Victor Mendelson: Sure, Sheila. I think I assume those numbers include the dilution from the transaction expenses. So those are nonrecurring expenses, and that was that probably accounted for a very good portion of that in the quarter. But the mix Exxelia is majority aerospace and defense. And then they have a variety of other markets. Some of it is energy. Some of it is clean energy. Some of it is transportation, trains, for example, and other electrification initiatives. So it’s a pretty broad product base. And just across the board, their margins are generally lower than our margins. I wouldn’t be surprised that over time those move up. I don’t want to make a prediction as to that. I think it’s a little too early to do that, but they certainly are margin-focused and their margins have been on an upward trend over the last, I don’t know, four, five years. So we like that as well.
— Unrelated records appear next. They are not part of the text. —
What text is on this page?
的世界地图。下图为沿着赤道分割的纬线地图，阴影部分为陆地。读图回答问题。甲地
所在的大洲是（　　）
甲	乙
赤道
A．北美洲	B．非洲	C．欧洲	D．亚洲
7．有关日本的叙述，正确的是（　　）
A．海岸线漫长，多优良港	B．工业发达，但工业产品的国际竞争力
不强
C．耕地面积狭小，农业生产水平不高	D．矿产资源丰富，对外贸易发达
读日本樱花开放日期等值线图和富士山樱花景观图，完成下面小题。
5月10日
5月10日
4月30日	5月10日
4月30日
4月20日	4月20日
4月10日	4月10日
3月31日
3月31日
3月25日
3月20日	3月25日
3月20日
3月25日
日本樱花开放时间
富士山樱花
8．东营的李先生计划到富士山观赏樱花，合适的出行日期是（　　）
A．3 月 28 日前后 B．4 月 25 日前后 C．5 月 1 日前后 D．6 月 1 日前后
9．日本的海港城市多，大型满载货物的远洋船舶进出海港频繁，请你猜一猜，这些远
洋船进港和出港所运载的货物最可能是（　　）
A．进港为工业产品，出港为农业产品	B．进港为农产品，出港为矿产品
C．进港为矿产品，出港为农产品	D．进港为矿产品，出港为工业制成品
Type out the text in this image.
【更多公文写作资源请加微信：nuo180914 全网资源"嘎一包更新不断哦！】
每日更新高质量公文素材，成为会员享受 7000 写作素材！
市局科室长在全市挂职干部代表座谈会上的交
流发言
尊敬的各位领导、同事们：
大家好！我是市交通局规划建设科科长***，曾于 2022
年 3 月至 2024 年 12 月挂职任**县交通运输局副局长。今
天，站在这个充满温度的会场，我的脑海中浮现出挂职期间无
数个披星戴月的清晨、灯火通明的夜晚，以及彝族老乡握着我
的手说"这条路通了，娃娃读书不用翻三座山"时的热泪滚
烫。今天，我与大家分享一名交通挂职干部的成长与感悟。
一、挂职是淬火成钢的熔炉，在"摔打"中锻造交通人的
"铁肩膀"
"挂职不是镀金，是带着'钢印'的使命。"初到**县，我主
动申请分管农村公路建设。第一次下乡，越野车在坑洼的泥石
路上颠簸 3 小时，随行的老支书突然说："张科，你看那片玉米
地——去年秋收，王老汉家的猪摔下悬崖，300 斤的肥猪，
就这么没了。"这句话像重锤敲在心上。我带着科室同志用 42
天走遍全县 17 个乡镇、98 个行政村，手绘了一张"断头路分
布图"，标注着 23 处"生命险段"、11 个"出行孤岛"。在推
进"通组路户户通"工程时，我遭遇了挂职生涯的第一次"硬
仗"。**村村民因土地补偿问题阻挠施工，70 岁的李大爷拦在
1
Sheila Kahyaoglu: Great. And then, Carlos, last one for you. Inventory was the use of cash in the quarter, about $52 million, following $89 million in fiscal 2022, which is pretty unusual for you guys. So how do we kind of think about that unwinding?
Carlos Macau: That’s a good question, Sheila. We knew that we would have a spend this quarter. The spend this quarter was rather concentrated rate of that $52 million, roughly $30 million that was related to distribution buys that relate to certain contracts that either renewed or renew. And so we have we do have some bulking up in that area. if you pull the $30 million out, it’s $20 million worth of inventory spend, yes, that probably felt about right just for supporting our backlog. I don’t anticipate huge investment in inventory like we had last year. In fact, with interest rates going up, I’ve encouraged the subs to be smart on that. But I’ve also told them that if they have customer demand, we don’t want them to be in a situation where they don’t have product to support the customers. So it’s a delicate balance. But I don’t believe that you’ll see us have the same level of investment for the full year this year as we did last year.
Sheila Kahyaoglu: Okay, great. Thank you.
Carlos Macau: Thanks, Sheila.
Operator: Our next question comes from Ken Herbert with RBC Capital Markets. Please go ahead.
Ken Herbert: Yes, hi, good morning. Maybe a first question for Victor or Carlos. It sounds like, Victor, the commentary on sort of the pace of recovery of supply chain in your defense markets, in particular, maybe a little slower than expected do you still see sort of full year ETG organic growth up low to mid-single this year? And how does that recovery look in terms of the top line for the segment over the next few quarters?